Construction and testing
You can use a 5V DC adaptor to operate the circuit. Assemble the circuit on a general-purpose PCB and enclose it in a suitable cabinet. Attach the IR sensor module on the front of the dispenser bottle. The proposed construction details are explained here:
- The author has used a shampoo bottle for this project. First, connect various components used in the project, as shown in Fig. 3.
- Trim shampoo bottle at a suitable length. Insert DC pump and small plastic pipe (20-30cm) inside the bottle, as shown in Fig. 4.
- Make a small hole on the bottle so that one end of the plastic pipe can be fitted on the bottle, as shown in Fig. 5.
- Attach the remaining components, including the main circuit and IR module, on the bottle using glue. Pour down sanitiser into the bottle and cover it with an airtight lid. The final proposed assembly is shown in Fig. 6.

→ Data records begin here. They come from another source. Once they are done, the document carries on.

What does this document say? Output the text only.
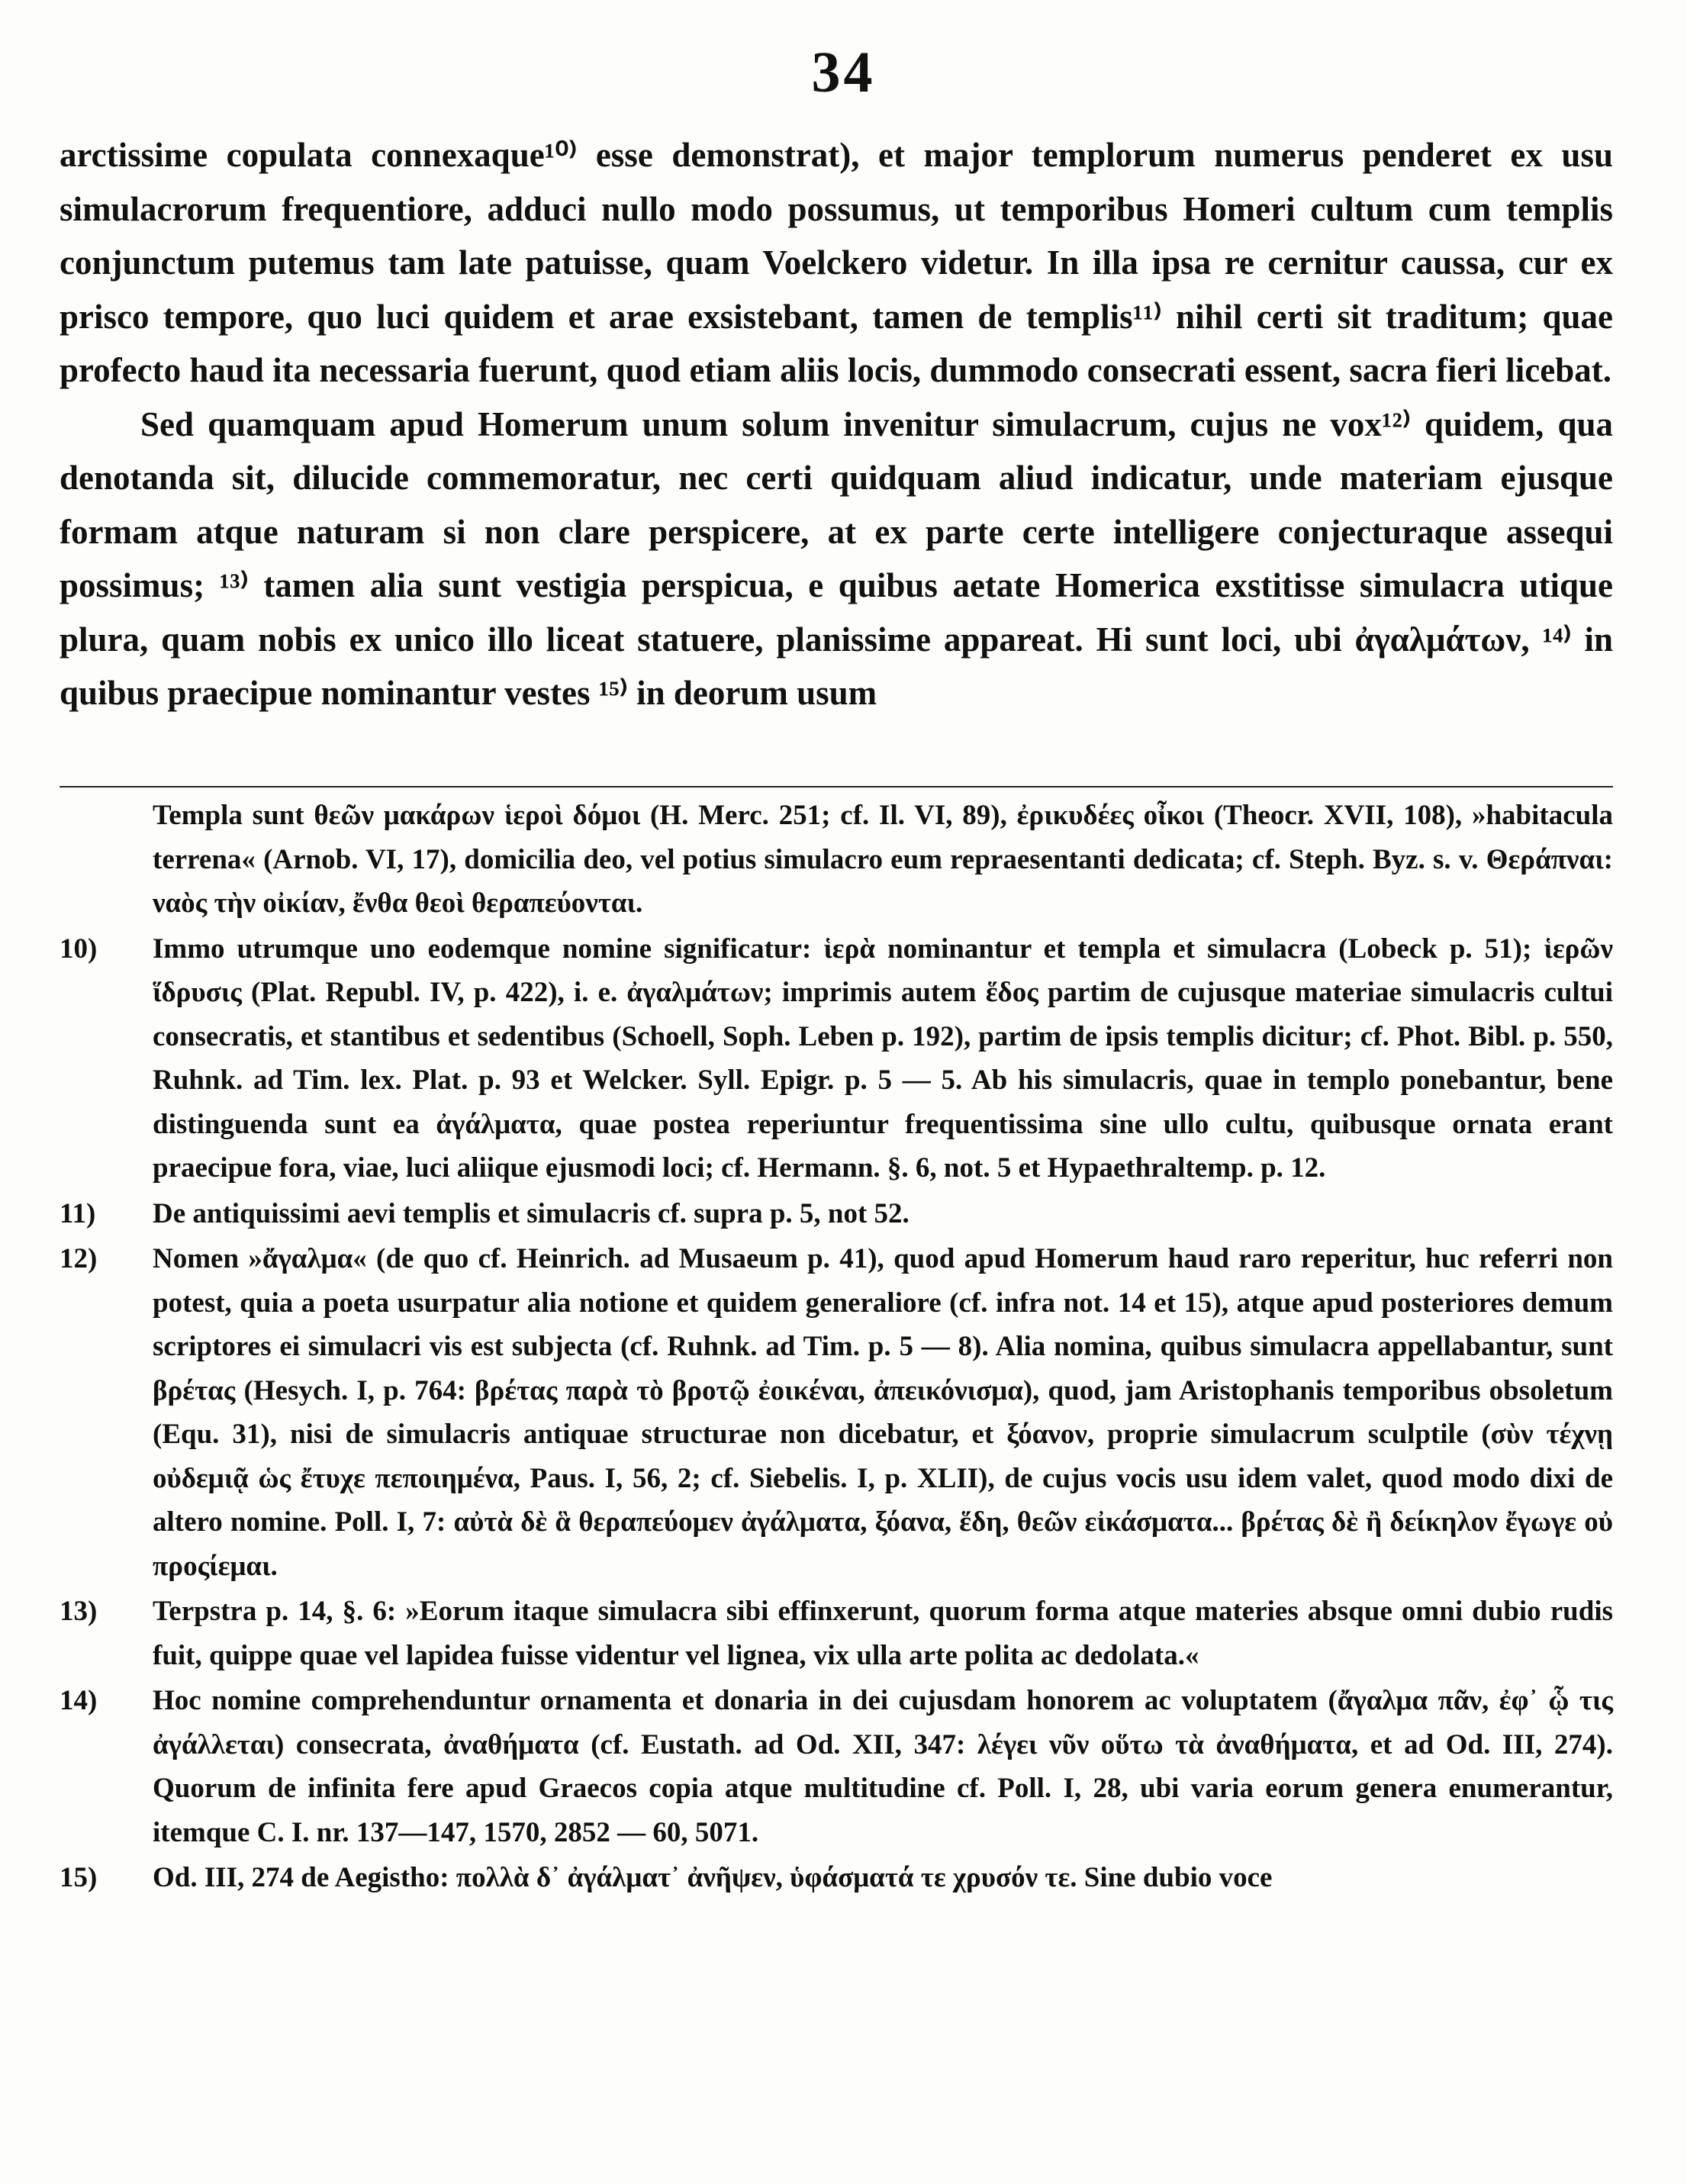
34

arctissime copulata connexaque¹⁰⁾ esse demonstrat), et major templorum numerus penderet ex usu simulacrorum frequentiore, adduci nullo modo possumus, ut temporibus Homeri cultum cum templis conjunctum putemus tam late patuisse, quam Voelckero videtur. In illa ipsa re cernitur caussa, cur ex prisco tempore, quo luci quidem et arae exsistebant, tamen de templis¹¹⁾ nihil certi sit traditum; quae profecto haud ita necessaria fuerunt, quod etiam aliis locis, dummodo consecrati essent, sacra fieri licebat.

Sed quamquam apud Homerum unum solum invenitur simulacrum, cujus ne vox¹²⁾ quidem, qua denotanda sit, dilucide commemoratur, nec certi quidquam aliud indicatur, unde materiam ejusque formam atque naturam si non clare perspicere, at ex parte certe intelligere conjecturaque assequi possimus; ¹³⁾ tamen alia sunt vestigia perspicua, e quibus aetate Homerica exstitisse simulacra utique plura, quam nobis ex unico illo liceat statuere, planissime appareat. Hi sunt loci, ubi ἀγαλμάτων, ¹⁴⁾ in quibus praecipue nominantur vestes ¹⁵⁾ in deorum usum

Templa sunt θεῶν μακάρων ἱεροὶ δόμοι (H. Merc. 251; cf. Il. VI, 89), ἐρικυδέες οἶκοι (Theocr. XVII, 108), »habitacula terrena« (Arnob. VI, 17), domicilia deo, vel potius simulacro eum repraesentanti dedicata; cf. Steph. Byz. s. v. Θεράπναι: ναὸς τὴν οἰκίαν, ἔνθα θεοὶ θεραπεύονται.
10)	Immo utrumque uno eodemque nomine significatur: ἱερὰ nominantur et templa et simulacra (Lobeck p. 51); ἱερῶν ἵδρυσις (Plat. Republ. IV, p. 422), i. e. ἀγαλμάτων; imprimis autem ἕδος partim de cujusque materiae simulacris cultui consecratis, et stantibus et sedentibus (Schoell, Soph. Leben p. 192), partim de ipsis templis dicitur; cf. Phot. Bibl. p. 550, Ruhnk. ad Tim. lex. Plat. p. 93 et Welcker. Syll. Epigr. p. 5 — 5. Ab his simulacris, quae in templo ponebantur, bene distinguenda sunt ea ἀγάλματα, quae postea reperiuntur frequentissima sine ullo cultu, quibusque ornata erant praecipue fora, viae, luci aliique ejusmodi loci; cf. Hermann. §. 6, not. 5 et Hypaethraltemp. p. 12.
11)	De antiquissimi aevi templis et simulacris cf. supra p. 5, not 52.
12)	Nomen »ἄγαλμα« (de quo cf. Heinrich. ad Musaeum p. 41), quod apud Homerum haud raro reperitur, huc referri non potest, quia a poeta usurpatur alia notione et quidem generaliore (cf. infra not. 14 et 15), atque apud posteriores demum scriptores ei simulacri vis est subjecta (cf. Ruhnk. ad Tim. p. 5 — 8). Alia nomina, quibus simulacra appellabantur, sunt βρέτας (Hesych. I, p. 764: βρέτας παρὰ τὸ βροτῷ ἐοικέναι, ἀπεικόνισμα), quod, jam Aristophanis temporibus obsoletum (Equ. 31), nisi de simulacris antiquae structurae non dicebatur, et ξόανον, proprie simulacrum sculptile (σὺν τέχνῃ οὐδεμιᾷ ὡς ἔτυχε πεποιημένα, Paus. I, 56, 2; cf. Siebelis. I, p. XLII), de cujus vocis usu idem valet, quod modo dixi de altero nomine. Poll. I, 7: αὐτὰ δὲ ἃ θεραπεύομεν ἀγάλματα, ξόανα, ἕδη, θεῶν εἰκάσματα... βρέτας δὲ ἢ δείκηλον ἔγωγε οὐ προςίεμαι.
13)	Terpstra p. 14, §. 6: »Eorum itaque simulacra sibi effinxerunt, quorum forma atque materies absque omni dubio rudis fuit, quippe quae vel lapidea fuisse videntur vel lignea, vix ulla arte polita ac dedolata.«
14)	Hoc nomine comprehenduntur ornamenta et donaria in dei cujusdam honorem ac voluptatem (ἄγαλμα πᾶν, ἐφ᾽ ᾧ τις ἀγάλλεται) consecrata, ἀναθήματα (cf. Eustath. ad Od. XII, 347: λέγει νῦν οὕτω τὰ ἀναθήματα, et ad Od. III, 274). Quorum de infinita fere apud Graecos copia atque multitudine cf. Poll. I, 28, ubi varia eorum genera enumerantur, itemque C. I. nr. 137—147, 1570, 2852 — 60, 5071.
15)	Od. III, 274 de Aegistho: πολλὰ δ᾽ ἀγάλματ᾽ ἀνῆψεν, ὑφάσματά τε χρυσόν τε. Sine dubio voce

Switch on the circuit and keep your hands in front of the IR sensor module. Sanitiser fluid will flow out and continue to flow out until your hands are withdrawn from the sensor.
You need to cover the IR module with suitable insulation and water-proof material so that it would not get damaged in case liquid falls on the module. The IR sensor detects hand at a distance in the range between 2~30cm. You can manually calibrate the sensitivity using an inbuilt potentiometer on the IR module.
The IR module tends to get activated by itself when kept in open sunlight and sometimes even under tubelight inside a room. It is recommended to use a suitable contraption or enclosure for the IR module to prevent false triggering by ambient light.